Rose Souza conta como começou o Grupo de Mulheres de Eldorado, a

partir de 1994, com as oficinas para crianças e adolescentes:

"No final de 1994, cinco ou seis mães assistiam as aulas de suas

filhas e ficavam se balançando. Quando foi no ano seguinte eu abri

uma turma para jovens e adultos, achando que viriam essas cinco,

mais outras quatro ou cinco.

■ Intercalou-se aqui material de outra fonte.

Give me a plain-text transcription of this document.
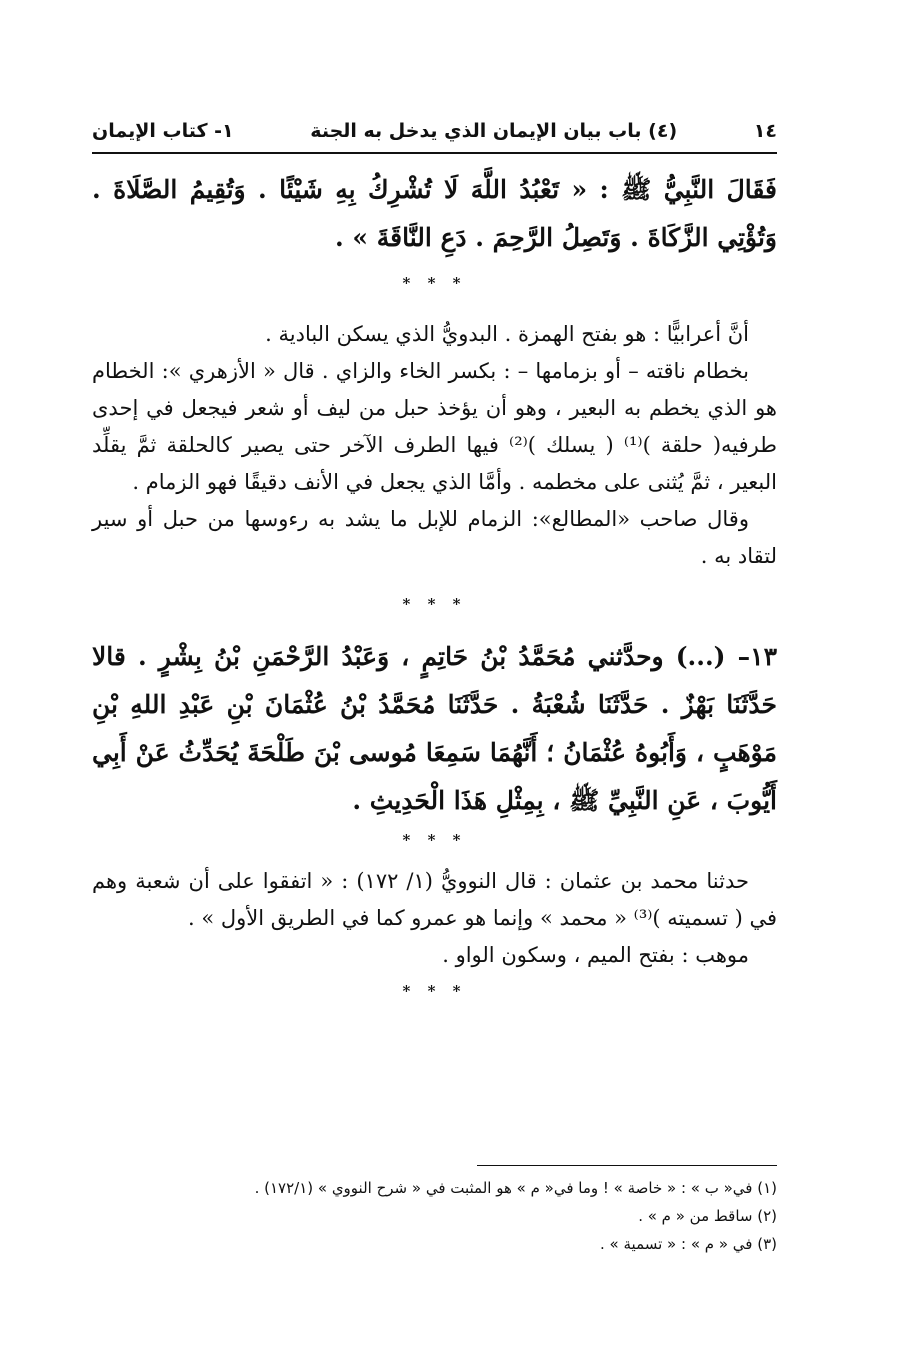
١٤
(٤) باب بيان الإيمان الذي يدخل به الجنة
١- كتاب الإيمان

فَقَالَ النَّبِيُّ ﷺ : « تَعْبُدُ اللَّهَ لَا تُشْرِكُ بِهِ شَيْئًا . وَتُقِيمُ الصَّلَاةَ . وَتُؤْتِي الزَّكَاةَ . وَتَصِلُ الرَّحِمَ . دَعِ النَّاقَةَ » .

* * *

أنَّ أعرابيًّا : هو بفتح الهمزة . البدويُّ الذي يسكن البادية .

بخطام ناقته – أو بزمامها – : بكسر الخاء والزاي . قال « الأزهري »: الخطام هو الذي يخطم به البعير ، وهو أن يؤخذ حبل من ليف أو شعر فيجعل في إحدى طرفيه( حلقة )⁽¹⁾ ( يسلك )⁽²⁾ فيها الطرف الآخر حتى يصير كالحلقة ثمَّ يقلِّد البعير ، ثمَّ يُثنى على مخطمه . وأمَّا الذي يجعل في الأنف دقيقًا فهو الزمام .

وقال صاحب «المطالع»: الزمام للإبل ما يشد به رءوسها من حبل أو سير لتقاد به .

* * *

١٣– (...) وحدَّثني مُحَمَّدُ بْنُ حَاتِمٍ ، وَعَبْدُ الرَّحْمَنِ بْنُ بِشْرٍ . قالا حَدَّثَنَا بَهْزٌ . حَدَّثَنَا شُعْبَةُ . حَدَّثَنَا مُحَمَّدُ بْنُ عُثْمَانَ بْنِ عَبْدِ اللهِ بْنِ مَوْهَبٍ ، وَأَبُوهُ عُثْمَانُ ؛ أَنَّهُمَا سَمِعَا مُوسى بْنَ طَلْحَةَ يُحَدِّثُ عَنْ أَبِي أَيُّوبَ ، عَنِ النَّبِيِّ ﷺ ، بِمِثْلِ هَذَا الْحَدِيثِ .

* * *

حدثنا محمد بن عثمان : قال النوويُّ (١/ ١٧٢) : « اتفقوا على أن شعبة وهم في ( تسميته )⁽³⁾ « محمد » وإنما هو عمرو كما في الطريق الأول » .

موهب : بفتح الميم ، وسكون الواو .

* * *

(١) في« ب » : « خاصة » ! وما في« م » هو المثبت في « شرح النووي » (١٧٢/١) .

(٢) ساقط من « م » .

(٣) في « م » : « تسمية » .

Vieram 25. Eu sentia que elas queriam

 

Rose Maria introduzia vários ritmos e danças recreativas, além de conversar

com as alunas sobre assuntos contemporâneos, a partir da história de

vida delas, propondo temas e direcionando o trabalho para a situação da

vida no campo e para a realidade do movimento dos Trabalhadores Rurais

Sem Terra, o MST. Neste ínterim, a chacina de Eldorado dos Carajás sensibilizou

as alunas, ainda receosas, e resultou no primeiro trabalho do grupo,

a dança-teatro "Sem Terra'.

 

 

O Teatro Escola e o Teatro Amador nos anos 90

 

Em 1995, teve início uma nova ação da administração municipal com

oficinas para jovens atores, isto é, para pessoas com idade mínima de 16

anos e que já tivessem experiência com teatro, inclusive nas oficinas de

iniciação dos Centros Culturais da cidade. A primeira montagem do grupo,

apresentada em dezembro do mesmo ano, foi "Algumas Estórias", baseada

em contos de Guimarães Rosa e outras histórias de tradição popular,

sob a direção de Angela Barros. Deste trabalho resultou um grupo que se

mantém atualmente com atividades regulares e apresentações na cidade.

Em setembro de 1996, apresentaram uma montagem de textos de Martins

Pena, "Retratalhos", dirigidos por Isa Kopelman e sob a coordenação de

Angela Barros.

São 19 atores que já se apresentaram no interior do Estado, nas cidades

de Penápolis, Ourinhos, e Bragança Paulista. As oficinas são realizadas no

Centro Cultural Canhema, quatro vezes por semana, à noite.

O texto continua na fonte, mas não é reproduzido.